February Hedge a gram

Happy February!

     I'm greeting you this month with lots of positive thoughts. You may already know that every month I take a snapshot of my work in progress - a children's book, but also the many other activities that go along with it. I have just finished THE ANIMAL’S SANTA and the original art will be on its way to the printer in China to be scanned and printed in a test run so it can be color corrected by the art director. I am always urged to be timely, so bound books will be ready for Book Expo where I'll be signing in May. The folded and gathered copies will also go out to the Penguin sales force to be shown to book buyers. We are also blocking in dates for next fall's book tour.
I have such mixed feelings about sending a book off. Number one thought is I've still got so much more to add and polish. I'm always reeling with the litany of fixes and corrections. And I have to listen to them all because sometimes they are right (this is my editor and art director) and sometimes they save me when I have lost my concentration and reversed the stripes on a character's sweater for example. It’s really unprofessional to have inconsistencies in the art, and language as well for that matter. Throughout the year that I'm working on the book I am constantly trying to get the images right, the best that they can be. But the danger is, that once I've experimented with let's say a costume change, I have to go back and change all the images of that character. This sounds logical, but I definitely have bursts of creative energy that I want to utilize, and doing the simple changes is time consuming, and I would rather use that feel good time to work on the more important aspects that key into the nature of the story. So the menial changes get put on the back burner.
     For the last three months I've been working more intensely on my book as the deadline got closer, and here's another dilemma. When it comes to time management, I just work on my book. My husband Joe is very supportive of this. But, if I work super intensely, the downside is I don't get to run when I can clear my head or put my mind in another place like at a Symphony concert to gain perspective.
     The other difficulty is criticism. If at the beginning of a project, there is too much criticism, I feel like my book is getting sullied, and I get mad. So its better if I have a longish period to work on my own until the story firms up. But then I have a momentum going and I find it unproductive to listen to the criticism then. If I wait to almost the end, then I may have to change other elements as well because I’ve gone in a direction that's not working, then the back sliding is discouraging. Because of technology, I can complete a page at midnight and send scans to my editor and the art directors for them to see first thing in the morning the next day. I am still working on this one. I need large tracts of time without negative input.

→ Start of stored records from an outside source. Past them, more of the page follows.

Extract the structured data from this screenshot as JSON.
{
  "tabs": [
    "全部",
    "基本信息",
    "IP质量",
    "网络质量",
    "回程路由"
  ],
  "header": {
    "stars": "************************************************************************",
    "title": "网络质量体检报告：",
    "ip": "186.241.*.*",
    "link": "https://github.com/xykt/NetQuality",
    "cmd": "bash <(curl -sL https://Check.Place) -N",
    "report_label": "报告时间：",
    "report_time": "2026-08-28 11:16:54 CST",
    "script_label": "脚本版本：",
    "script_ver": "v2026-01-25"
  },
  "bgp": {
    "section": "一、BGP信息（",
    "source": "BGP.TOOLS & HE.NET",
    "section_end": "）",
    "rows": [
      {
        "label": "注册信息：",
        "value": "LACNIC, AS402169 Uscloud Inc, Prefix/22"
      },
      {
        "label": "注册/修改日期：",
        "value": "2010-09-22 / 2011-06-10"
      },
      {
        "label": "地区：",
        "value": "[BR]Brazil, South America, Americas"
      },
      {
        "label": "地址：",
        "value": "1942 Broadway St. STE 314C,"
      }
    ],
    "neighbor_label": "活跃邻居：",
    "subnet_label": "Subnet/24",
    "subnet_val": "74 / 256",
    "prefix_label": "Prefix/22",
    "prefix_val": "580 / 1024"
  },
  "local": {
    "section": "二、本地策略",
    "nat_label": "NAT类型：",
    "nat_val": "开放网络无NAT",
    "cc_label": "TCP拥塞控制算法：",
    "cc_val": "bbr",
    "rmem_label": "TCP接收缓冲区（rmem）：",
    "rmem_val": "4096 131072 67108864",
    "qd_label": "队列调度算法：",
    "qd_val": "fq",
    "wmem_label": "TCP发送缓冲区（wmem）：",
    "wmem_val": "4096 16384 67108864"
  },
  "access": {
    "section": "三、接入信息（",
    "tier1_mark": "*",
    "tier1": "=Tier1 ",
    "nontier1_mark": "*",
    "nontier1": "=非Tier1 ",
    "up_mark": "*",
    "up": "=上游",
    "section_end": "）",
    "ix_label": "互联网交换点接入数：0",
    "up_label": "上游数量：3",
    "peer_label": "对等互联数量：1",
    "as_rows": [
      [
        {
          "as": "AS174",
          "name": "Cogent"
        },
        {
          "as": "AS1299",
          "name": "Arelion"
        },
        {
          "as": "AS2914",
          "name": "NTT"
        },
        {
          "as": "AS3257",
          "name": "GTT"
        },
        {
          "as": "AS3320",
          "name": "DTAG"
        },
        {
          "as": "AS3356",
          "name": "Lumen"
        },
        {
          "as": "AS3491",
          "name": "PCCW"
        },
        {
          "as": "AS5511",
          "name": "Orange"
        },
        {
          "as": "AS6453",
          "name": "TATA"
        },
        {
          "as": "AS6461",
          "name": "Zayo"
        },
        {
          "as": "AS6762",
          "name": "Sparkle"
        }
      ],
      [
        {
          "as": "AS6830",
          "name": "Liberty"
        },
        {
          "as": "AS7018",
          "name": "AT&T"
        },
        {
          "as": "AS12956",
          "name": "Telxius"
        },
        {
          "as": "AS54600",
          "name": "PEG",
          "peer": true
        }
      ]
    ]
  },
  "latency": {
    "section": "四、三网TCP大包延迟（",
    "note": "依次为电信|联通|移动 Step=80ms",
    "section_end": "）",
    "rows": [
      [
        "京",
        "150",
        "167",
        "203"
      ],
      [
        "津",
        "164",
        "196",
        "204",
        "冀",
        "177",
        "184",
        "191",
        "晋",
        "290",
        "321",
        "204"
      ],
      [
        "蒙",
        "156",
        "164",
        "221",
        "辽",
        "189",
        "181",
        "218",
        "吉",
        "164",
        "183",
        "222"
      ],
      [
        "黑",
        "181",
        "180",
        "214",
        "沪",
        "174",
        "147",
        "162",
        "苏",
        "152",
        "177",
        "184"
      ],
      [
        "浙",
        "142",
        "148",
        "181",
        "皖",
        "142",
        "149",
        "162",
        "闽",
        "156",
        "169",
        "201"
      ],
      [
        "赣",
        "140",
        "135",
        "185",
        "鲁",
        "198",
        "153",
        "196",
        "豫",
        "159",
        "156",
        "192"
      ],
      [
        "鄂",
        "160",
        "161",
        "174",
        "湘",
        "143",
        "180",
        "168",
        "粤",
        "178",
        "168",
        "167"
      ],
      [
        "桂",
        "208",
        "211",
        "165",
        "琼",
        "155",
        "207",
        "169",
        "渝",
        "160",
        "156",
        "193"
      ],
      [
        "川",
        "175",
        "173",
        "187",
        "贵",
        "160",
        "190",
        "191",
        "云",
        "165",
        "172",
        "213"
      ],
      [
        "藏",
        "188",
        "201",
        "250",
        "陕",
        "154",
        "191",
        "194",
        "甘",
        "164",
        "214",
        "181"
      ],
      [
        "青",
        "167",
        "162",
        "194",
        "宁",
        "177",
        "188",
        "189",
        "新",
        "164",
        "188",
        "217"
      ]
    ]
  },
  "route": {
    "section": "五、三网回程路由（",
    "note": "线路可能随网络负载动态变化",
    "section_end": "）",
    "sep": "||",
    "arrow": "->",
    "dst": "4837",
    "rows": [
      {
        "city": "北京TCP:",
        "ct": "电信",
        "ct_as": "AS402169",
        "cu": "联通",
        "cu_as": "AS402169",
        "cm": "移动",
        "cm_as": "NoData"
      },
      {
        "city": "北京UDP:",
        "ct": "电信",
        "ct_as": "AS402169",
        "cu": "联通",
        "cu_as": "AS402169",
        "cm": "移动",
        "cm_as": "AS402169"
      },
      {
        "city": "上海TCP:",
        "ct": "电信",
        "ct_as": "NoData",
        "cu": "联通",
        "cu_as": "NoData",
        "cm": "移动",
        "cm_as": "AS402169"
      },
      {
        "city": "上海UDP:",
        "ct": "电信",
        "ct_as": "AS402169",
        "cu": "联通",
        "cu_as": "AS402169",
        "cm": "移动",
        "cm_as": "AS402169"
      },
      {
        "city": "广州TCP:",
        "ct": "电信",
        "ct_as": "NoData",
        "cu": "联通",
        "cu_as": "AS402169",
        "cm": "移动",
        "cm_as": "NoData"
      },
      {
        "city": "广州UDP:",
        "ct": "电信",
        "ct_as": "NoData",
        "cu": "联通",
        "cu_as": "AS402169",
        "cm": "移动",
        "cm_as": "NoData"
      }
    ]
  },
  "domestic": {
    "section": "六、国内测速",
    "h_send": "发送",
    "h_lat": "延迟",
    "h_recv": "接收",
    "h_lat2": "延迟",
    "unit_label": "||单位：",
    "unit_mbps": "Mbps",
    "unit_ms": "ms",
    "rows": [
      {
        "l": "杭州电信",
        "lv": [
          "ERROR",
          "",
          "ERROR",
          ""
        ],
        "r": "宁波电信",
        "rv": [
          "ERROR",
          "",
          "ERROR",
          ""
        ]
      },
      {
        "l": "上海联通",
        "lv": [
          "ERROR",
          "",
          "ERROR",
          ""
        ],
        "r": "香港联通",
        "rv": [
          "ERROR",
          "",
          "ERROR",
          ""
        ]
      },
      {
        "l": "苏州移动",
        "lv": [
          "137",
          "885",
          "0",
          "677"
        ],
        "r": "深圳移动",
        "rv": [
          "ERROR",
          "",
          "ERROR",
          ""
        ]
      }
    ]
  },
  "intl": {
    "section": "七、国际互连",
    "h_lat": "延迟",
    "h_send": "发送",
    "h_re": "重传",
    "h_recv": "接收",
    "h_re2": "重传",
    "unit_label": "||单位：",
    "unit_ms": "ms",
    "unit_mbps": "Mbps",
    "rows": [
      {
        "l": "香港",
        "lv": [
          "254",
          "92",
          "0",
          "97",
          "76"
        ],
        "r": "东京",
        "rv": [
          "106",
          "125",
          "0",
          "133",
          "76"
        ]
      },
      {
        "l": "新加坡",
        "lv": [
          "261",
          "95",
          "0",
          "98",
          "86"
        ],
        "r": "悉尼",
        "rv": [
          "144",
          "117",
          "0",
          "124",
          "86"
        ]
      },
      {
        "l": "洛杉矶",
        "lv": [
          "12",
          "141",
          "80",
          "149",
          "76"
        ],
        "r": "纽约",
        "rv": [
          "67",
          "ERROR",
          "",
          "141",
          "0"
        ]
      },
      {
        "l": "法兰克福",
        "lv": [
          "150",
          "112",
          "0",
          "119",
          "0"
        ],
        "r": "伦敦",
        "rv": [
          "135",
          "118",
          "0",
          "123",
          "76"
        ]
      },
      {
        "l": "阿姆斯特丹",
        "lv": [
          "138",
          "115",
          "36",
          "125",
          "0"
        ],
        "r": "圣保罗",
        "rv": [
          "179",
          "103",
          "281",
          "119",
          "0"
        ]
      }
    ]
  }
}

     Happily, the day I sent off the end papers, with mistakes corrected, I started writing my 2015 book THE TURNIP. It’s based on a Russian folktale that is sequential. People all try to pull a giant turnip out of the ground. In the original Russian the fun of the story is that the word for turnip in Russian rhymes with Grandfather, Grandmother, etc. so it makes it into a tongue twister. For years I've been trying to find an element that would replace the tongue twister fun with something just as appealing, preferably in the borders. I finally figured out what that something would be, when on one of my runs I imagined a bear entering her den for her winter deep sleep and finding the root of the turnip in her bedroom. She gives it the boot, and all the characters topside are amazed when it comes flying out of the ground.
Even though it sounds a little intellectual about the choice of this story, my main reasons for retelling it is that I can paint the turnip, with its purple/magenta top fading to cream, and then to a marigold yellow. And, ever since we visited the Museum of Ethnography in St Petersburg, I have wanted to paint the everyday rural dress, including the woven birchbark shoes, tools and carved farm implements I saw there.
     When I was visiting our friends Gudrun and Elof in Sweden on the family farm I was fascinated by the badger dens. I never did get to see one, only one badger’s pelt. But the European Badger is a very unique looking animal, perfect for a children's book character, with a mask like our raccoon and a big black round nose. I can't wait to draw them all, and I am starting on thumb nails. Then I will revisit my first draft which has been given a thumbs up, then on the the dummy. I brought suitcases full of books back from Russia, and although I can't read most of them they have lots of pictures of exactly what I'm looking for to create my scenes. So I am in the blissful, excited part of my book process.